On Tue, Feb 13, 2024 at 2:02 PM Paolo Abeni
On Tue, 2024-02-13 at 13:24 +0100, Eric Dumazet wrote:
On Tue, Feb 13, 2024 at 11:49 AM Paolo Abeni
wrote: @@ -2508,7 +2508,10 @@ static int tcp_recvmsg_locked(struct sock *sk, struct msghdr *msg, size_t len, WRITE_ONCE(*seq, *seq + used); copied += used; len -= used; - + if (flags & MSG_PEEK) + sk_peek_offset_fwd(sk, used); + else + sk_peek_offset_bwd(sk, used);
Yet another cache miss in TCP fast path...
We need to move sk_peek_off in a better location before we accept this patch.

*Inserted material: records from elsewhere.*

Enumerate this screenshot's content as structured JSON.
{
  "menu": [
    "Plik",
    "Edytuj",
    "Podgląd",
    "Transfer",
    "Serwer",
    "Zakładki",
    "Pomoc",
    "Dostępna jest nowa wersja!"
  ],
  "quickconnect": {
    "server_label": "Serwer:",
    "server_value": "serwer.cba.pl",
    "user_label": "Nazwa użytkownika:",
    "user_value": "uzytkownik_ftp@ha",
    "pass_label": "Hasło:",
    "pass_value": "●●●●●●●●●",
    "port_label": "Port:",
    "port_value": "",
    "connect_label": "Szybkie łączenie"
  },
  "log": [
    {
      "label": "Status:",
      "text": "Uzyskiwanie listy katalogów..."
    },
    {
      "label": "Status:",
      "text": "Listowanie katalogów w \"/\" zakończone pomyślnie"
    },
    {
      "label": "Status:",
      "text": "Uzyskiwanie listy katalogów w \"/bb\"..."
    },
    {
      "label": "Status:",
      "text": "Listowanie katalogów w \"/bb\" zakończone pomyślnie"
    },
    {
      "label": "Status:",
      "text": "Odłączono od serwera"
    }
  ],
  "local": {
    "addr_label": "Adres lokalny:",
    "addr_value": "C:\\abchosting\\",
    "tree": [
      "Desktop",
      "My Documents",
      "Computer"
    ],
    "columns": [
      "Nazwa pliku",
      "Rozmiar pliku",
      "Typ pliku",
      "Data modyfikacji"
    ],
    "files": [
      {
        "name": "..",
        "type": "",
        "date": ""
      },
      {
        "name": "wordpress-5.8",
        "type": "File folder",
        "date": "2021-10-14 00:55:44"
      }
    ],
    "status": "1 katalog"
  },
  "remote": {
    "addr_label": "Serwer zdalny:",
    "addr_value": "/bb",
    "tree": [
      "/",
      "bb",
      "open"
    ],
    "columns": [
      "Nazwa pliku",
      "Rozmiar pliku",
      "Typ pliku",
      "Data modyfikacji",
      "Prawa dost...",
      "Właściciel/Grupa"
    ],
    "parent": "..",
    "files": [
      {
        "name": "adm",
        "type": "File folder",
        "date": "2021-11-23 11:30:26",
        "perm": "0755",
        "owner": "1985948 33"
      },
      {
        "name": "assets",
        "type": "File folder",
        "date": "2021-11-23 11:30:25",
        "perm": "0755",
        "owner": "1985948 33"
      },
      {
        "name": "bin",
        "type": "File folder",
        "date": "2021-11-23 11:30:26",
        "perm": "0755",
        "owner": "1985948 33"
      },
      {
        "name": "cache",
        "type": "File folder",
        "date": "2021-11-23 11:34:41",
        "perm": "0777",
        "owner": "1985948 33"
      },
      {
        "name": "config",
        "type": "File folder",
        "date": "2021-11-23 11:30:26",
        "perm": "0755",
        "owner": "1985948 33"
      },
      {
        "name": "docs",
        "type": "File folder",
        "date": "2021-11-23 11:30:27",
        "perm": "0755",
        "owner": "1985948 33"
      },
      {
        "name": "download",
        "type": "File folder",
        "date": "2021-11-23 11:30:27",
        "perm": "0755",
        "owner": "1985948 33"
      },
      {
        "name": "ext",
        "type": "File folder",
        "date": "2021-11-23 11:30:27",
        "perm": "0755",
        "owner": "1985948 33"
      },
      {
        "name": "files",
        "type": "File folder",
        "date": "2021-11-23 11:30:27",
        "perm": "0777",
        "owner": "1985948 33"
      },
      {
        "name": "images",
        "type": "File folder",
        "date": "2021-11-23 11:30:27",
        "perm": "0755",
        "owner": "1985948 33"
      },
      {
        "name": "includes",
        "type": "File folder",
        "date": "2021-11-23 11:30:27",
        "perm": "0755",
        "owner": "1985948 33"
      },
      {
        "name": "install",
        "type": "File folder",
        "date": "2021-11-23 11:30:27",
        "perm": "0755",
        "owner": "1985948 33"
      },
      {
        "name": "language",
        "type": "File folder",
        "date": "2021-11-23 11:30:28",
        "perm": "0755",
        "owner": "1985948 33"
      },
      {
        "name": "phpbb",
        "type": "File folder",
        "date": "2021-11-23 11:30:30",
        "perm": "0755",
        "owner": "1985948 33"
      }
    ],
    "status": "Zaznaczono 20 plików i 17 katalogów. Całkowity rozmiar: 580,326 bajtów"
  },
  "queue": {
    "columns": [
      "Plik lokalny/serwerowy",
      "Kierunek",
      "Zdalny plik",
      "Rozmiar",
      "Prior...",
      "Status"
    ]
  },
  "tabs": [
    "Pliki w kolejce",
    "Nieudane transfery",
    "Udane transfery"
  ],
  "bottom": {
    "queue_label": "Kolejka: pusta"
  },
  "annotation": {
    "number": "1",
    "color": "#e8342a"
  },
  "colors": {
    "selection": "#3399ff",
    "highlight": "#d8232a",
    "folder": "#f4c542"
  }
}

I always thought MSK_PEEK was very inefficient, I am surprised we allow arbitrary loops in recvmsg().
Let me double check I read the above correctly: are you concerned by the 'skb_queue_walk(&sk->sk_receive_queue, skb) {' loop that could touch a lot of skbs/cachelines before reaching the relevant skb?
The end goal here is allowing an user-space application to read incrementally/sequentially the received data while leaving them in receive buffer.
I don't see a better option than MSG_PEEK, am I missing something?
This sk_peek_offset protocol, needing sk_peek_offset_bwd() in the non MSG_PEEK case is very strange IMO. Ideally, we should read/write over sk_peek_offset only when MSG_PEEK is used by the caller. That would only touch non fast paths. Since the API is mono-threaded anyway, the caller should not rely on the fact that normal recvmsg() call would 'consume' sk_peek_offset.